The stability of the U.S. ad market in 2020, despite the economic recession, benefited from record-breaking political advertising. Political campaign spending generated $7 billion in incremental revenues for media companies, up 75 percent from 2016. Local television attracted the bulk of this spending but digital campaign spending almost tripled 2016’s total, at $1.5 billion. MAGNA also says that the ad market’s resilience in 2020 was supported by continued double-digit growth in digital advertising as ecommerce surged and digital marketing was adopted by both national brands and local businesses.

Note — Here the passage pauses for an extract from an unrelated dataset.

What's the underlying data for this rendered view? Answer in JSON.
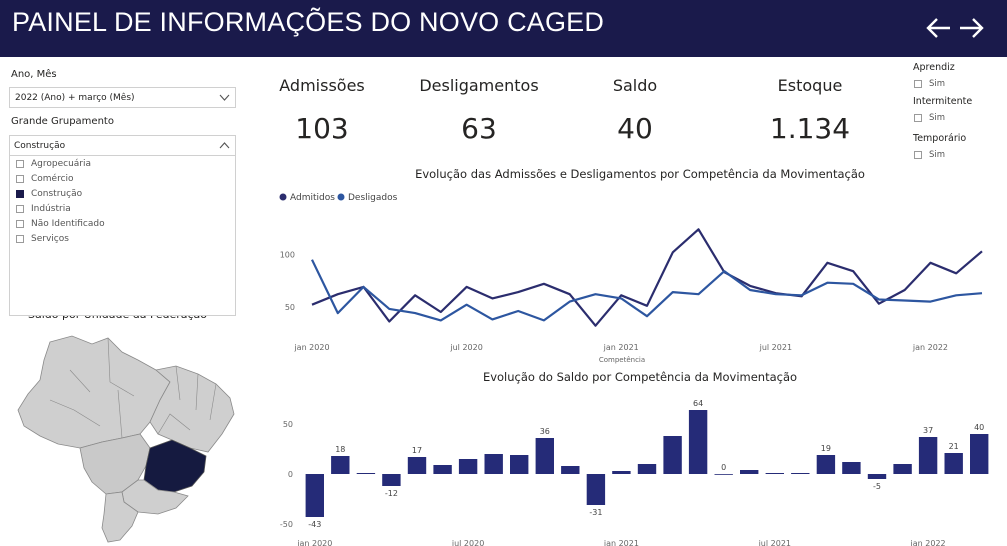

Digital ad sales grew by 13 percent overall while social and video formats grew by more than 20 percent. The “big three” digital giants—Google, Facebook and Amazon—outperformed again, growing ad revenues by 17 percent to reach a market share of 82 percent; other digital pure players also grew above average (27 percent); by contrast, traditional media companies and independent publishers barely stabilized digital ad sales.
“Our final estimate for U.S. advertising revenues in 2020 confirms that digital marketing was not only resilient but thrived in the COVID, as the organic growth factors all accelerated (shift to ecommerce, digital media consumption, small business adoption, etc.),” says Vincent Letang, executive vice president, global market intelligence at MAGNA. “Meanwhile, upper-funnel marketing budget, including branding ad campaigns, suffered just as much as in the previous recession. The latest economic and business outlook for 2021 gives us confidence that most industry verticals will grow ad spend again, up and down the funnel, and that will benefit nearly all media channels this year.”